Ensuite, on rentre dans le vif du sujet. La procédure, décrite dans la vidéo, est rappelée : la réunion est censée proposer un certain nombre de « binômes » à la parité stricte, on distribue aux présents des petits papiers, pour qu’ils écrivent les noms qu’ils proposent. Certains soulignent qu’ils ne connaissent personne, on les invite alors à écrire des critères plutôt que des noms. Le dépouillement aboutit au résultat prévisible : comme on ne veut faire de la peine à personne, tous les présents sont proposés – moi y compris. Quant aux critères, ce sont toujours les mêmes : des jeunes, de « militants de terrain », des femmes, des personnes issues de la diversité… Certains demandent que leurs noms soient enlevés de la liste. On passe ensuite à l’examen des noms des personnes qui se sont proposées elles-mêmes sur internet. Personne ne les connaît… sauf un nom, celui d’un dirigeant national du PG très proche de Mélenchon. Le vieux militant souligne qu’une telle candidature serait vécue par les communistes comme une provocation, et que « ce serait la guerre ». Cela semble inquiéter tout le monde, mais en même temps personne n’ose s’y opposer. Il est décidé à la fin que le nom du dirigeant en question sera proposé, mais avec des réserves politiques. L’organisateur nous informe que de toute manière ce dirigeant vise deux autres circonscriptions « éligibles », donc pas trop d’inquiétude à avoir...
C’est alors que je ne peux m’empêcher de poser une question. Qu’est ce qui adviendra de ces noms ? On nous a dit qu’ils seront examinés par une « commission électorale » nationale qui décidera in fine des investitures. Mais comment cette commission pourrait se prononcer sur des informations aussi vagues que « X. syndicaliste engagé dans les luttes contre la loi El Khomri » ou « Y. très engagée pour les sans-papiers » ? Ne faudrait-il pas envoyer des CV ? Et qui va les contrôler ? Moment de panique dans l’équipe organisatrice… qui finalement répond sans répondre qu’on « s’organisera en marchant » et autres banalités du genre. Personne ne moufte.
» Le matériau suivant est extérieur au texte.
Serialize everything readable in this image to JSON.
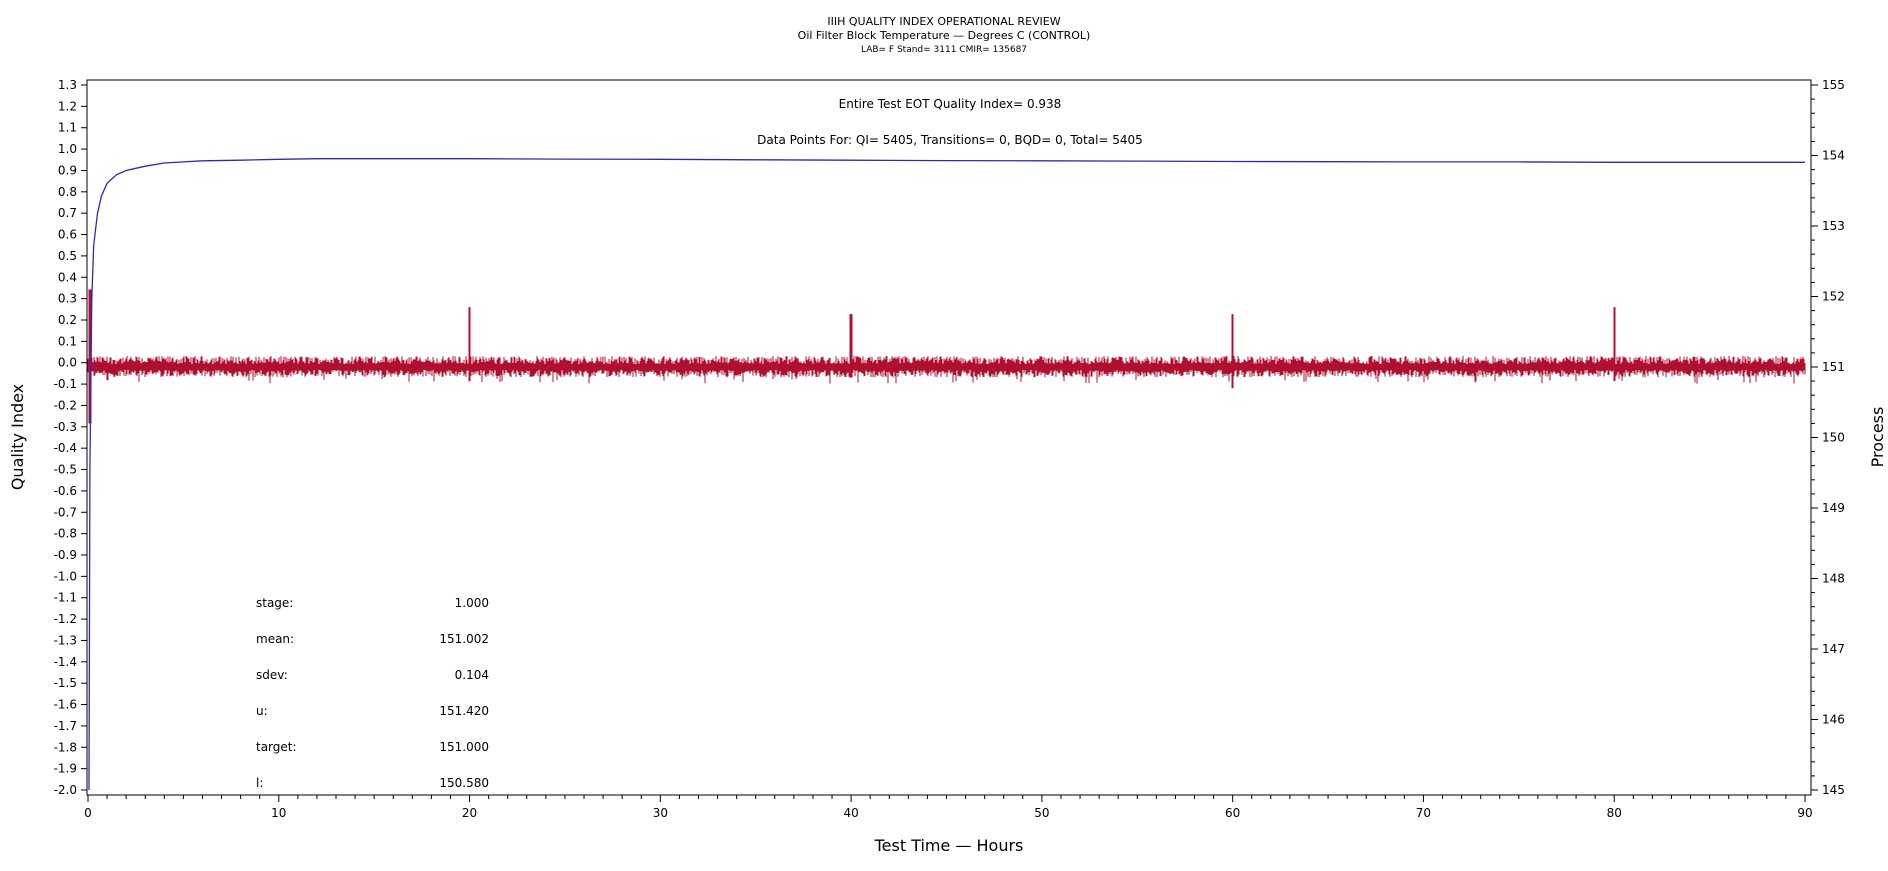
{
  "chart_data": {
    "type": "line",
    "title": "IIIH QUALITY INDEX OPERATIONAL REVIEW",
    "subtitle": "Oil Filter Block Temperature — Degrees C (CONTROL)",
    "subtitle2": "LAB= F Stand= 3111 CMIR= 135687",
    "xlabel": "Test Time — Hours",
    "ylabel": "Quality Index",
    "y2label": "Process",
    "xlim": [
      0,
      90
    ],
    "ylim": [
      -2.0,
      1.3
    ],
    "y2lim": [
      145,
      155
    ],
    "x_ticks": [
      0,
      10,
      20,
      30,
      40,
      50,
      60,
      70,
      80,
      90
    ],
    "y_ticks": [
      "1.3",
      "1.2",
      "1.1",
      "1.0",
      "0.9",
      "0.8",
      "0.7",
      "0.6",
      "0.5",
      "0.4",
      "0.3",
      "0.2",
      "0.1",
      "0.0",
      "-0.1",
      "-0.2",
      "-0.3",
      "-0.4",
      "-0.5",
      "-0.6",
      "-0.7",
      "-0.8",
      "-0.9",
      "-1.0",
      "-1.1",
      "-1.2",
      "-1.3",
      "-1.4",
      "-1.5",
      "-1.6",
      "-1.7",
      "-1.8",
      "-1.9",
      "-2.0"
    ],
    "y2_ticks": [
      "155",
      "154",
      "153",
      "152",
      "151",
      "150",
      "149",
      "148",
      "147",
      "146",
      "145"
    ],
    "annotations": {
      "qi_line": "Entire Test EOT Quality Index=   0.938",
      "points_line": "Data Points For: QI=  5405, Transitions=      0, BQD=      0, Total=  5405"
    },
    "stats": [
      {
        "label": "stage:",
        "value": "1.000"
      },
      {
        "label": "mean:",
        "value": "151.002"
      },
      {
        "label": "sdev:",
        "value": "0.104"
      },
      {
        "label": "u:",
        "value": "151.420"
      },
      {
        "label": "target:",
        "value": "151.000"
      },
      {
        "label": "l:",
        "value": "150.580"
      }
    ],
    "series": [
      {
        "axis": "left",
        "color": "#2b2bb0",
        "x": [
          0.05,
          0.1,
          0.2,
          0.3,
          0.5,
          0.7,
          1.0,
          1.5,
          2,
          3,
          4,
          5,
          6,
          8,
          10,
          12,
          15,
          18,
          20,
          25,
          30,
          35,
          40,
          45,
          50,
          55,
          60,
          65,
          70,
          75,
          80,
          85,
          90
        ],
        "values": [
          -2.0,
          -0.5,
          0.3,
          0.55,
          0.7,
          0.78,
          0.84,
          0.88,
          0.9,
          0.92,
          0.935,
          0.94,
          0.945,
          0.948,
          0.952,
          0.955,
          0.955,
          0.955,
          0.955,
          0.953,
          0.952,
          0.95,
          0.948,
          0.946,
          0.945,
          0.944,
          0.942,
          0.941,
          0.94,
          0.94,
          0.938,
          0.938,
          0.938
        ]
      },
      {
        "axis": "right",
        "color": "#b01030",
        "baseline": 151.0,
        "noise_sdev": 0.104,
        "x_range": [
          0,
          90
        ],
        "spikes": [
          {
            "x": 0.1,
            "max": 152.1,
            "min": 150.2
          },
          {
            "x": 20.0,
            "max": 151.85,
            "min": 150.8
          },
          {
            "x": 40.0,
            "max": 151.75,
            "min": 150.85
          },
          {
            "x": 60.0,
            "max": 151.75,
            "min": 150.7
          },
          {
            "x": 80.0,
            "max": 151.85,
            "min": 150.8
          }
        ]
      }
    ]
  }
}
L’heure avançant, j’ai du m’excuser et rentrer chez moi pour me coucher à une heure décente. Je ne suis donc pas resté pour la fin de la réunion. Mais ce que j’ai vu me confirme dans ma première perception : ces réunions ne sont que des rituels de mobilisation. Elles visent à donner aux « insoumis » de base l’illusion qu’ils participent à un processus de décision, alors que celui-ci est totalement verrouillé. La « commission nationale » - dont la composition est totalement contrôlée par Mélenchon – recevra des milliers de noms (à dix par circonscription, ça va vite…). Qu’est ce qu’elle en fera ? Avec quels moyens ? Mystère… mais il y fort à parier qu’on verra apparaître quelques copains de Mélenchon dans les rares circonscriptions « éligibles » !
Descartes
(1) A ce point du récit, je dois présenter mes excuses aux présents dans cette réunion d’avoir décliné une fausse identité. Mais je peux invoquer des circonstances atténuantes. D’une part, étant donné le sectarisme ambiant, je n’ai pas envie de devoir regarder derrière mon épaule chaque fois que je rentre chez moi. Mais aussi, camarades, m’auriez-vous laissé observer librement le déroulement de la réunion si je vous avais dit l’objet de ma visite ?
(2) Oui, tout le monde. Moi aussi. Je sais que j’avais dit le contraire, mais comme disait mon bon maître, il faut choisir son rôle. On ne peut être en même temps observateur et acteur. Et dès lors que j’avais choisi d’être observateur, je n’avais pas à modifier la dynamique de la réunion par une intervention.